Я-то наверняка знаю, что я должна сделать, знаю, что если сделаю так, как хочу, то это будет настоящее. Но пока ничего не получается, и из‑за этого как-то не так, как могло быть. Вечная моя неудовлетворенность самой собой, своим творчеством. Добьюсь ли того, к чему стремлюсь?
Оправдаю ли я почти общее доверие?
А если не общее, то лучших людей. Значит, да, если сама хочу, чтобы было лучше, если сама понимаю, что должно быть лучше.
12/2.
Была у Кости Симонова. Приехал Мишка[472]
. Читал новые стихи. Хорошие.Я им читала стихи Вилкомира. Понравились, Костя хочет их с ним немножко подработать и напечатать в «Московском альманахе».
Костя ходит по дому в халате, пьет черный кофе. Он – обыватель, но очень талантливый и умный человек.
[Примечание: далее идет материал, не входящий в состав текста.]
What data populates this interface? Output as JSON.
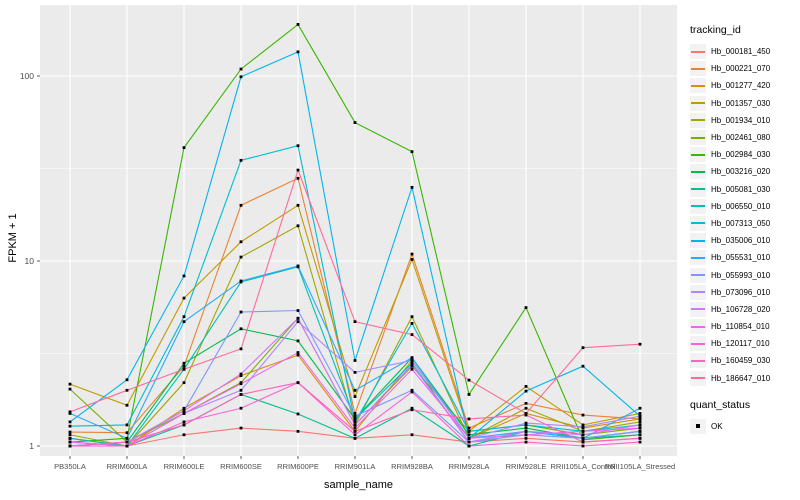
{
  "chart_data": {
    "type": "line",
    "title": "",
    "xlabel": "sample_name",
    "ylabel": "FPKM + 1",
    "yscale": "log10",
    "ylim": [
      1,
      230
    ],
    "yticks": [
      1,
      10,
      100
    ],
    "ytick_labels": [
      "1",
      "10",
      "100"
    ],
    "minor_gridlines": [
      3.162,
      31.62
    ],
    "grid": true,
    "panel_background": "#EBEBEB",
    "gridline_color": "#FFFFFF",
    "tick_label_color": "#4D4D4D",
    "point_color": "#000000",
    "point_shape": "square",
    "legend": {
      "title": "tracking_id",
      "position": "right"
    },
    "quant_status": {
      "title": "quant_status",
      "label": "OK"
    },
    "categories": [
      "PB350LA",
      "RRIM600LA",
      "RRIM600LE",
      "RRIM600SE",
      "RRIM600PE",
      "RRIM901LA",
      "RRIM928BA",
      "RRIM928LA",
      "RRIM928LE",
      "RRII105LA_Control",
      "RRII105LA_Stressed"
    ],
    "series": [
      {
        "name": "Hb_000181_450",
        "color": "#F8766D",
        "values": [
          1.1,
          1.0,
          1.15,
          1.25,
          1.2,
          1.1,
          1.15,
          1.05,
          1.1,
          1.05,
          1.1
        ]
      },
      {
        "name": "Hb_000221_070",
        "color": "#EA8331",
        "values": [
          1.19,
          1.18,
          2.7,
          20.0,
          28.0,
          1.5,
          10.9,
          1.25,
          1.7,
          1.47,
          1.4
        ]
      },
      {
        "name": "Hb_001277_420",
        "color": "#D89000",
        "values": [
          1.1,
          1.0,
          1.6,
          2.4,
          3.1,
          1.2,
          2.9,
          1.1,
          1.5,
          1.25,
          1.4
        ]
      },
      {
        "name": "Hb_001357_030",
        "color": "#C09B00",
        "values": [
          2.16,
          1.66,
          6.3,
          12.7,
          20.0,
          1.85,
          10.2,
          1.2,
          2.1,
          1.3,
          1.5
        ]
      },
      {
        "name": "Hb_001934_010",
        "color": "#A3A500",
        "values": [
          1.15,
          1.0,
          2.2,
          10.5,
          15.5,
          1.3,
          5.0,
          1.1,
          1.6,
          1.2,
          1.35
        ]
      },
      {
        "name": "Hb_002461_080",
        "color": "#7CAE00",
        "values": [
          2.03,
          1.05,
          1.5,
          2.2,
          4.9,
          1.3,
          2.7,
          1.2,
          1.3,
          1.15,
          1.25
        ]
      },
      {
        "name": "Hb_002984_030",
        "color": "#39B600",
        "values": [
          1.05,
          1.1,
          41.0,
          109.0,
          190.0,
          56.0,
          39.0,
          1.9,
          5.6,
          1.08,
          1.15
        ]
      },
      {
        "name": "Hb_003216_020",
        "color": "#00BB4E",
        "values": [
          1.0,
          1.05,
          2.8,
          4.3,
          3.7,
          1.4,
          3.0,
          1.15,
          1.25,
          1.1,
          1.2
        ]
      },
      {
        "name": "Hb_005081_030",
        "color": "#00C08D",
        "values": [
          1.05,
          1.0,
          1.3,
          1.9,
          1.49,
          1.1,
          1.6,
          1.0,
          1.2,
          1.1,
          1.15
        ]
      },
      {
        "name": "Hb_006550_010",
        "color": "#00C0B6",
        "values": [
          1.1,
          1.0,
          2.6,
          7.7,
          9.3,
          1.4,
          2.8,
          1.05,
          1.2,
          1.1,
          1.2
        ]
      },
      {
        "name": "Hb_007313_050",
        "color": "#00BDD1",
        "values": [
          1.28,
          1.3,
          5.0,
          35.0,
          42.0,
          1.35,
          4.6,
          1.2,
          1.3,
          1.2,
          1.3
        ]
      },
      {
        "name": "Hb_035006_010",
        "color": "#00B5EC",
        "values": [
          1.35,
          2.28,
          8.3,
          99.0,
          135.0,
          2.9,
          25.0,
          1.1,
          1.98,
          2.7,
          1.45
        ]
      },
      {
        "name": "Hb_055531_010",
        "color": "#29A9FF",
        "values": [
          1.5,
          1.1,
          4.7,
          7.8,
          9.4,
          2.0,
          3.0,
          1.1,
          1.2,
          1.1,
          1.6
        ]
      },
      {
        "name": "Hb_055993_010",
        "color": "#7E96FF",
        "values": [
          1.0,
          1.05,
          1.55,
          5.3,
          5.4,
          1.45,
          2.0,
          1.05,
          1.15,
          1.1,
          1.2
        ]
      },
      {
        "name": "Hb_073096_010",
        "color": "#AE87FF",
        "values": [
          1.05,
          1.0,
          1.5,
          2.0,
          4.7,
          2.5,
          2.9,
          1.1,
          1.33,
          1.27,
          1.45
        ]
      },
      {
        "name": "Hb_106728_020",
        "color": "#D277FF",
        "values": [
          1.0,
          1.05,
          1.55,
          2.45,
          4.9,
          1.3,
          2.75,
          1.05,
          1.2,
          1.15,
          1.3
        ]
      },
      {
        "name": "Hb_110854_010",
        "color": "#EC69EF",
        "values": [
          1.05,
          1.0,
          1.5,
          2.17,
          3.2,
          1.25,
          2.6,
          1.1,
          1.15,
          1.2,
          1.25
        ]
      },
      {
        "name": "Hb_120117_010",
        "color": "#FB61D7",
        "values": [
          1.0,
          1.0,
          1.35,
          1.6,
          2.2,
          1.15,
          1.96,
          1.0,
          1.05,
          1.0,
          1.05
        ]
      },
      {
        "name": "Hb_160459_030",
        "color": "#FF62BB",
        "values": [
          1.0,
          1.05,
          1.3,
          1.9,
          2.2,
          1.2,
          1.57,
          1.4,
          1.47,
          1.05,
          1.1
        ]
      },
      {
        "name": "Hb_186647_010",
        "color": "#FF6A9A",
        "values": [
          1.53,
          2.0,
          2.6,
          3.35,
          31.0,
          4.7,
          4.0,
          2.27,
          1.5,
          3.4,
          3.55
        ]
      }
    ]
  }
}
Значит, так бывает.
14/2.
Вечер памяти Багрицкого в клубе. Чуточку горько. Первое отделение – воспоминания о Багрицком – очень жалкое. Опять одесситы, опять о том, что Багрицкий был одесситом, чудесным поэтом и обаятельным человеком. Нужно ли это?
И, пожалуй, больше всех был прав Шкловский, который говорил о том, что воспоминания умирают, о том, что Пушкин был рад, когда узнал, что сгорели записки Байрона. Да. Но тогда зачем я пишу все это?
Музыка Юровского мне не понравилась.
А Журавлев очень хорошо прочел «Думу про Опанаса». Это было лучше и больше говорило о Багрицком, чем все воспоминания.
15/2.
Сегодня на секции читал Уткин. Это было очень тяжело.
Он прочел много стихов. Сначала лирические, а потом опять на сибирском материале. Много было очень хорошего, но он так противно читает, что все кажется ужасно пошлым, и с удивлением слушаешь какие-то вдруг совершенно настоящие поэтические строки.
По его стихам чувствуется, что ему нехорошо, тяжело, одиноко, но что же делать и надо ли об этом писать? Надо ли об этом писать стихи?
Может быть, надо, надо для того, чтобы помочь самому себе пережить это состояние, но тогда надо ли в таком количестве?